In mid-November 2005 the government began the rollout of the new Medicare part D program. The official HHS goal was to see 28-30 million people enrolled by mid-May when the enrollment period closed. Many of those would be auto-enrolled in one way or another but there was a significant subset of people who would need to sign up for stand-alone prescription plans either on the web or by phone.
So how did it go? Klein is correct that there were glitches and problems with the website which led some to proclaim it a failure. Sen. Hillary Clinton wanted to scrap it and start over. Rep. Pelosi thought it should be replaced.

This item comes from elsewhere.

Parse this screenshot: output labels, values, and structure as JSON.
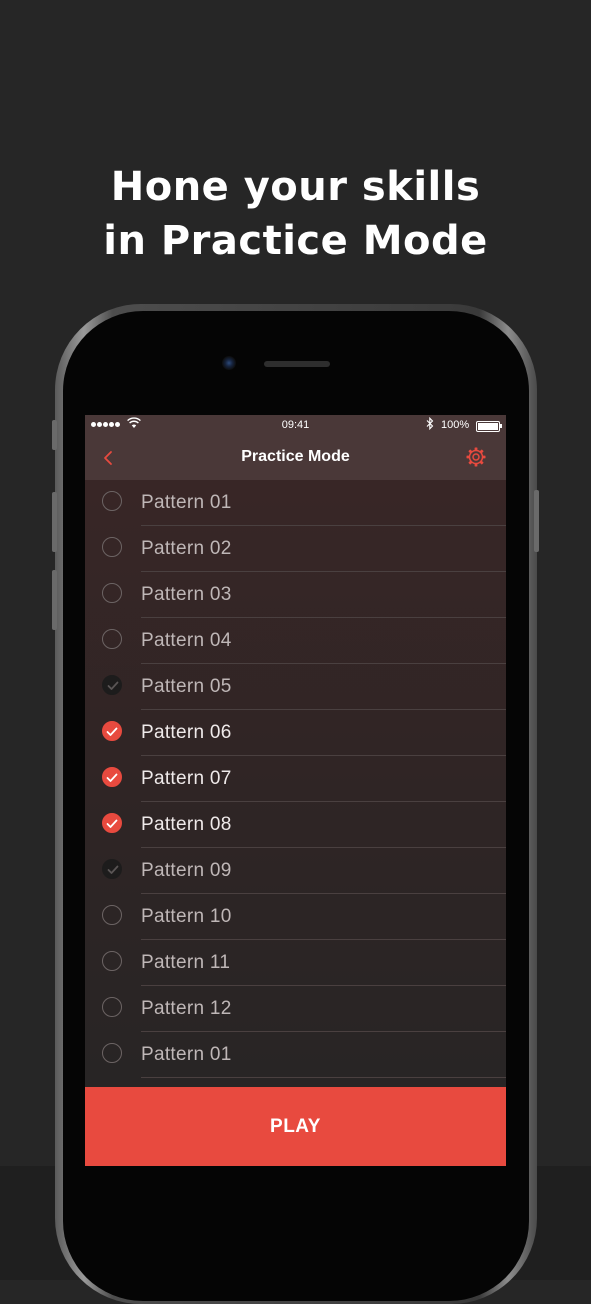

Harry Reid called it a “mess” and claimed that the Senate had given it a vote of no confidence.
But even as the program was taking a hit in the media, it continued to enroll a lot of people. One million signed up for stand-alone coverage in the first 28 days. Two months in that number was 3.6 million. After three months (halfway through the enrollment period), the total was 5.3 million. Eventually, just shy of 9 million people would sign up for stand alone coverage. That does not include those who signed up for a Medicare Advantage plan.
Notice that the growth of the stand-alone prescription program was strong from the start and maintained a steady pace over the entire enrollment period. This is contrary to Klein assertion that “with these kinds of laws…enrollment begins as a trickle and
spikes at the end.” That’s simply not what happened.
As for the overall goal of 28-30 million, in April 2006 HHS Sec. Leavitt announced “With a month to go, we’ve passed our projections of 28 to 30 million enrollees in the first year.” This all took place before the polls that Klein cites on the law’s unpopularity. So despite the tone of Democrats, the negative press coverage and the polling, Medicare part D exceeded expectations when it came to the enrollment.
At this moment the same can not be said about Obamacare. CBO estimated that 7 million would sign up for plans but just a few graphs later Klein writes “I wouldn’t bet very much money that Obamacare’s exchanges are insuring a
diverse risk pool composed of seven million souls by the end of 2014.” In other words, don’t count on 7 million enrollees or the stated goal of 38 percent of enrollees being under 35 years of age. Neither outcome seems likely at this point.
At a minimum, Obamacare should not be judged a success until the number of people enrolled exceeds the number who were dropped (around 5 million). It’s still not clear when or if that will happen.